The merging of the missions of Church and State, and the
subsequent absorption of one into the other is, not surprisingly, something
that Alexis de Tocqueville identified as one of the chief dangers to democracy
in America — or anywhere else, for that matter. After describing the proper
function of organized religion with respect to the State, i.e., to teach moral behavior and act as a guide to the acquisition
and development of virtue, de Tocqueville presciently observed in Democracy in America,
“I am
aware that at certain times religion may strengthen this influence, which
originates in itself, by the artificial power of the laws and by the support of
those temporal institutions that direct society. Religions intimately united
with the governments of the earth have been known to exercise sovereign power
founded on terror and faith; but when a religion contracts an alliance of this
nature, I do not hesitate to affirm that it commits the same error as a man who
should sacrifice his future to his present welfare, and in obtaining a power to
which it has no claim, it risks that authority which is rightfully its own.
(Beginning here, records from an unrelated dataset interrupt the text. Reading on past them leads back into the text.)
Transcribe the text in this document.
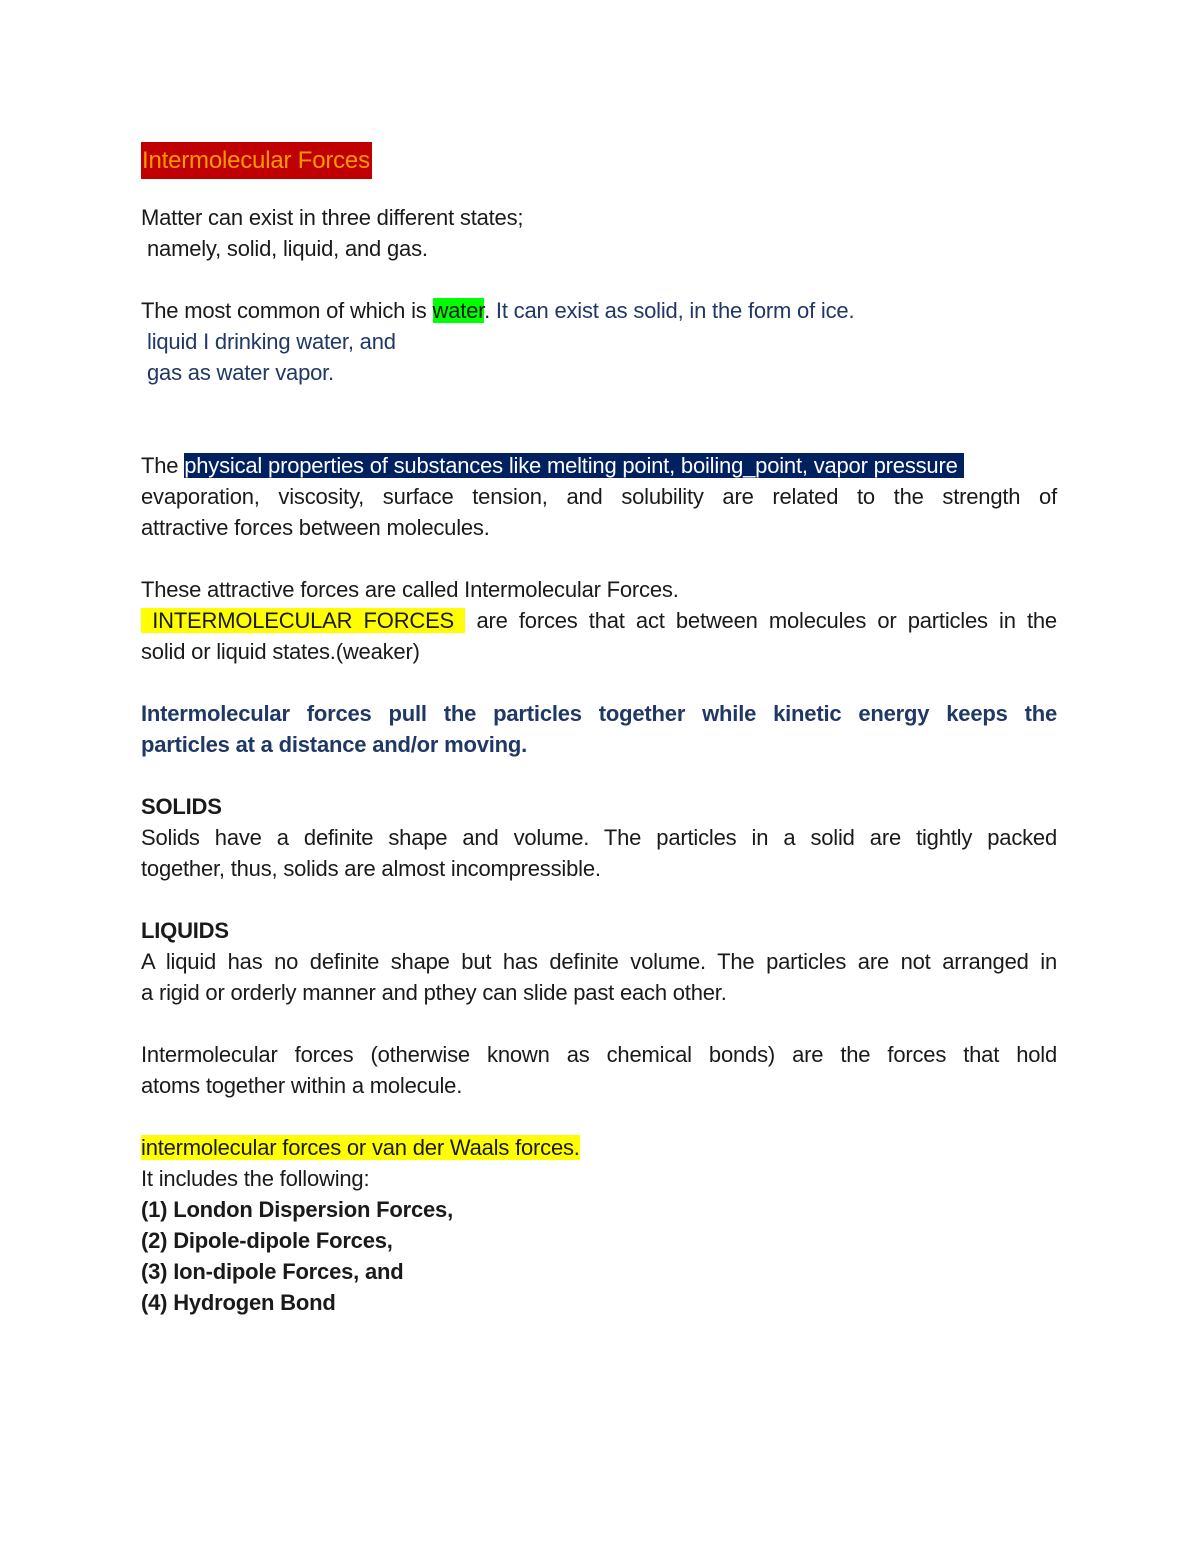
Intermolecular Forces

Matter can exist in three different states;

namely, solid, liquid, and gas.

The most common of which is water. It can exist as solid, in the form of ice.

liquid I drinking water, and

gas as water vapor.

The physical properties of substances like melting point, boiling_point, vapor pressure

evaporation, viscosity, surface tension, and solubility are related to the strength of

attractive forces between molecules.

These attractive forces are called Intermolecular Forces.

INTERMOLECULAR FORCES  are forces that act between molecules or particles in the

solid or liquid states.(weaker)

Intermolecular forces pull the particles together while kinetic energy keeps the

particles at a distance and/or moving.

SOLIDS

Solids have a definite shape and volume. The particles in a solid are tightly packed

together, thus, solids are almost incompressible.

LIQUIDS

A liquid has no definite shape but has definite volume. The particles are not arranged in

a rigid or orderly manner and pthey can slide past each other.

Intermolecular forces (otherwise known as chemical bonds) are the forces that hold

atoms together within a molecule.

intermolecular forces or van der Waals forces.

It includes the following:

(1) London Dispersion Forces,

(2) Dipole-dipole Forces,

(3) Ion-dipole Forces, and

(4) Hydrogen Bond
When a religion founds its empire only upon the desire of immortality that
lives in every human heart, it may aspire to universal dominion; but when it
connects itself with a government, it must adopt maxims which are applicable
only to certain nations. Thus, in forming an alliance with a political power,
religion augments its authority over a few and forfeits the hope of reigning
over all.
As long
as a religion rests only upon those sentiments which are the consolation of all
affliction, it may attract the affection of all mankind. But if it be mixed up
with the bitter passions of the world, it may be constrained to defend allies
whom its interests, and not the principle of love, have given to it, or to
repel as antagonists men who are still attached to it, however opposed they may
be to the powers with which it is allied. The Church cannot share the temporal
power of the State without being the object of a portion of that animosity
which the latter excites. (Alexis de Tocqueville, “Principal Causes Which
Render Religion Powerful in America,” Democracy
in America (1835, 1840), I.xvii. Cf. Centesimus
Annus, § 43.)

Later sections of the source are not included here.